Posted: Wed Nov 19, 2008 10:19 am
by Minimalist
http://www.sciencedaily.com/releases/20 ... 071136.htm
Archaeologists in southeastern Turkey have discovered an Iron Age chiseled stone slab that provides the first written evidence in the region that people believed the soul was separate from the body.
The finding sheds a striking new light on Iron Age beliefs about the afterlife. In this case, it was the belief that the enduring identity or "soul" of the deceased inhabited the monument on which his image was carved and on which his final words were recorded.

Posted: Wed Nov 19, 2008 1:20 pm
by kbs2244
I think the key words in the story is "written" and "in the region."

It has been part of oral traditions around the world for thousands of years.

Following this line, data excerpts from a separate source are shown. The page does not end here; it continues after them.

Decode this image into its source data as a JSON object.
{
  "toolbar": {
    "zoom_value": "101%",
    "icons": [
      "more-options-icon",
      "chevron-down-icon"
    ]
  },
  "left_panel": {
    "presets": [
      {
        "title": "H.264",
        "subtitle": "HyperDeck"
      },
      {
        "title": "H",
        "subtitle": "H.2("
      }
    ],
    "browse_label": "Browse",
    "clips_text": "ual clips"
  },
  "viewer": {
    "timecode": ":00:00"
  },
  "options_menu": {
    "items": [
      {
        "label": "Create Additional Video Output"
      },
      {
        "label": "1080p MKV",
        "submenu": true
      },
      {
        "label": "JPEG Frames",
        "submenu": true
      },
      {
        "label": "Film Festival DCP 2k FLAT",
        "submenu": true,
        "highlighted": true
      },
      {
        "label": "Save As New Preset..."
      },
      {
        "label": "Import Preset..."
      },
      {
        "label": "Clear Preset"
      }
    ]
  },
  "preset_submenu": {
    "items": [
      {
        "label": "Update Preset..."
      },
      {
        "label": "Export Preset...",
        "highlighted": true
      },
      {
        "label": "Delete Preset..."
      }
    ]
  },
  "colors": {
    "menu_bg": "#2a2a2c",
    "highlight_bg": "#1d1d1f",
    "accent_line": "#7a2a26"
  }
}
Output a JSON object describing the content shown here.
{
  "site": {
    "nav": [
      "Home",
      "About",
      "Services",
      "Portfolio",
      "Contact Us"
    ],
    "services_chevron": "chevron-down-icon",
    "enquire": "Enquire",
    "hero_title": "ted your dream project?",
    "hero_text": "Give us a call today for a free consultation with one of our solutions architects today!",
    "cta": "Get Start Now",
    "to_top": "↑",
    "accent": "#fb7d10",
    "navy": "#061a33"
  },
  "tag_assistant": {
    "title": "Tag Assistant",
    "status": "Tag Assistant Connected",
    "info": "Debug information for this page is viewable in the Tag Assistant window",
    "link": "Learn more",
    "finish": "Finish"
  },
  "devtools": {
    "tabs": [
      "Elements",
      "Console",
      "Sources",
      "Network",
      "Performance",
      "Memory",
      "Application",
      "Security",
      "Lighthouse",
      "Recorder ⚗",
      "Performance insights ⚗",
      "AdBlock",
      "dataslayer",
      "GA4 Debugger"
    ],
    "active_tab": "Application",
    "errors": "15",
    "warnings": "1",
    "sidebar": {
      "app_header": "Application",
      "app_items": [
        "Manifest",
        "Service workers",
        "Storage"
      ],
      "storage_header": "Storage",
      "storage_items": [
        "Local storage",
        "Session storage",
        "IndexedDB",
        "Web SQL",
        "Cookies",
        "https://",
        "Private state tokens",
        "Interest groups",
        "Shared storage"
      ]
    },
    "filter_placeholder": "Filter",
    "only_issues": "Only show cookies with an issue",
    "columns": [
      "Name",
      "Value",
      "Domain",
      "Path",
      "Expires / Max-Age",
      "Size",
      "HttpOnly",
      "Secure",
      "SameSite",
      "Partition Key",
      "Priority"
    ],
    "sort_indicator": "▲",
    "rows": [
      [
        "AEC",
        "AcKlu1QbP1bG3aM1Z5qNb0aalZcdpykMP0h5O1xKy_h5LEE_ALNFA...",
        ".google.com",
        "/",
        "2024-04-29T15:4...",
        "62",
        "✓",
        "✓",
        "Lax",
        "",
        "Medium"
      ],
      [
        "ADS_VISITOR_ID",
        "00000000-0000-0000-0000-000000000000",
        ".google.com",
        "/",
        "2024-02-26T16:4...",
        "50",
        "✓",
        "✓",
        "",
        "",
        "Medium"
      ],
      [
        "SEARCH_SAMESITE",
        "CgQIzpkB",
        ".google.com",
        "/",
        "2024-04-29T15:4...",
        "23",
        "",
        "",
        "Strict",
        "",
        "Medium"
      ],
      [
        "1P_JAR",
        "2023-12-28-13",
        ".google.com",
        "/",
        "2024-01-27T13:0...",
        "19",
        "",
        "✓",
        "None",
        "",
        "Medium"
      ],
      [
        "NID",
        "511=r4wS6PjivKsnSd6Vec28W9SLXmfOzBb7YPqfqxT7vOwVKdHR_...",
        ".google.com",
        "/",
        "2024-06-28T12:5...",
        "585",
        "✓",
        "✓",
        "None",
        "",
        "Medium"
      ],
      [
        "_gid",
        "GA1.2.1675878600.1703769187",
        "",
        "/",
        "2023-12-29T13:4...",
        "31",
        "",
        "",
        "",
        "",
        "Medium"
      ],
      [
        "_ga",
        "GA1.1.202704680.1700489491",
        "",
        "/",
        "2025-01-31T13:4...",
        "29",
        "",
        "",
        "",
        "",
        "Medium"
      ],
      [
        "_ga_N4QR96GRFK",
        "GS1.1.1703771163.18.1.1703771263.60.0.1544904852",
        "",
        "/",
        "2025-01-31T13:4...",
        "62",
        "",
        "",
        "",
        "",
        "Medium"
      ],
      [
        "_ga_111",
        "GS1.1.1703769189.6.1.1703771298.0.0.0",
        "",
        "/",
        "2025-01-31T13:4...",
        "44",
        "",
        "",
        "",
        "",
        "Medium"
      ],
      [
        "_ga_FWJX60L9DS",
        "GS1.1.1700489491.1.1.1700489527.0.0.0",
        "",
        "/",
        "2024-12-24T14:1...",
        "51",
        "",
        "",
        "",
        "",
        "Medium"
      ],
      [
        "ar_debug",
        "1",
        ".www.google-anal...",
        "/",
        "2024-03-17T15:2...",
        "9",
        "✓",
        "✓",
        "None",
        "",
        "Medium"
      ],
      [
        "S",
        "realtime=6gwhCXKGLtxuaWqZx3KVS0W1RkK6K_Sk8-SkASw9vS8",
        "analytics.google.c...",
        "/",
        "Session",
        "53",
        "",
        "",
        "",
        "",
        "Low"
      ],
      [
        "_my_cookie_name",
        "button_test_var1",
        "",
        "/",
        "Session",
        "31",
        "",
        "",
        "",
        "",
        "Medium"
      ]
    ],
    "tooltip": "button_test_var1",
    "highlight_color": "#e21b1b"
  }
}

Posted: Fri Nov 21, 2008 7:57 am
by Ishtar
It's the central philosophy of the Vedas, official date 1200 BC but true date probably nearer to 3000 BC.

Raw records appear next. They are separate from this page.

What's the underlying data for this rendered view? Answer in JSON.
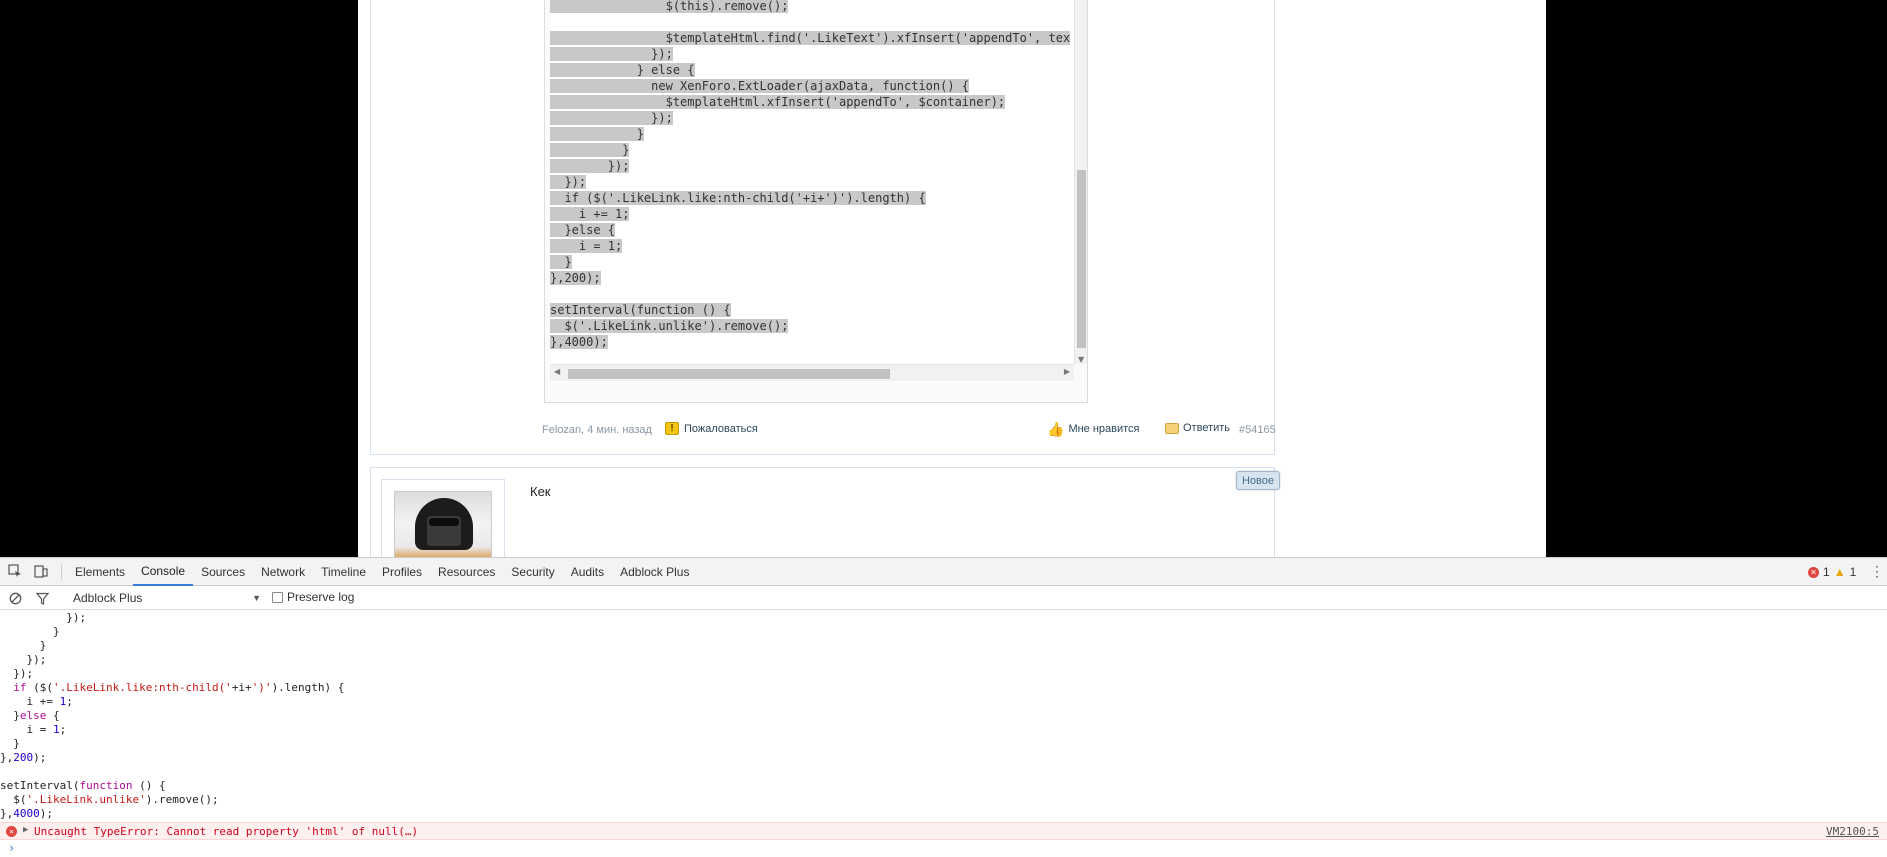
{
  "page": {
    "code_lines": [
      "                $(this).remove();",
      "",
      "                $templateHtml.find('.LikeText').xfInsert('appendTo', tex",
      "              });",
      "            } else {",
      "              new XenForo.ExtLoader(ajaxData, function() {",
      "                $templateHtml.xfInsert('appendTo', $container);",
      "              });",
      "            }",
      "          }",
      "        });",
      "  });",
      "  if ($('.LikeLink.like:nth-child('+i+')').length) {",
      "    i += 1;",
      "  }else {",
      "    i = 1;",
      "  }",
      "},200);",
      "",
      "setInterval(function () {",
      "  $('.LikeLink.unlike').remove();",
      "},4000);"
    ],
    "post_meta": {
      "author_date": "Felozan, 4 мин. назад",
      "report_label": "Пожаловаться",
      "like_label": "Мне нравится",
      "reply_label": "Ответить",
      "post_number": "#54165"
    },
    "next_post": {
      "text": "Кек",
      "badge": "Новое"
    }
  },
  "devtools": {
    "tabs": [
      "Elements",
      "Console",
      "Sources",
      "Network",
      "Timeline",
      "Profiles",
      "Resources",
      "Security",
      "Audits",
      "Adblock Plus"
    ],
    "active_tab": "Console",
    "error_count": "1",
    "warning_count": "1",
    "context": "Adblock Plus",
    "preserve_log_label": "Preserve log",
    "error": {
      "message": "Uncaught TypeError: Cannot read property 'html' of null(…)",
      "source": "VM2100:5"
    },
    "prompt_symbol": "›"
  },
  "colors": {
    "accent_blue": "#3879d9",
    "error_red": "#e0443e",
    "warning_orange": "#e8a600",
    "code_selection": "#c8c8c8"
  }
}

Also what about the inscriptions and pictures on the Egyptian tombs about the passage of the soul after it leaves the mortal coil at death, also dated to around 2,000 BC?

And how ancient would the oral tradition behind The Tibetan Book of the Dead be, given that its sentiments are more Bon than Buddhist?

More ignorant journalism, I guess. Also the fact that the Moslems probably destroyed any ancient literature the Turks ever had.

It's worrying that even the most intelligent and learned of people still view the world through the false lens that religion has imposed on history during the last 2000 years.

Posted: Wed Nov 26, 2008 9:27 pm
by Minimalist
Follow Up to the Original Find.

http://www.archaeology.org/online/features/zincirli/
Read right to left, top to bottom, the text states that Kuttamuwa fashioned the stele during his lifetime, and that at its inauguration in the mortuary chapel offerings were made to various gods, including the storm-god Hadad and the sun-god Shamash. But the part that is causing the greatest stir is a line explaining that one of the offerings was "a ram for my soul that is in this stele."

"That's quite a significant piece of information. It's the first inscription to make really clear what these people understood about the afterlife in terms of the soul," says archaeologist David Schloen, who has been directing the Neubauer Expedition at the site since 2006

Th Egyptians had a concept of the soul but also thought it necessary to save the body for the soul to inhabit. These people apparently thought the soul could be separated from the body permanently.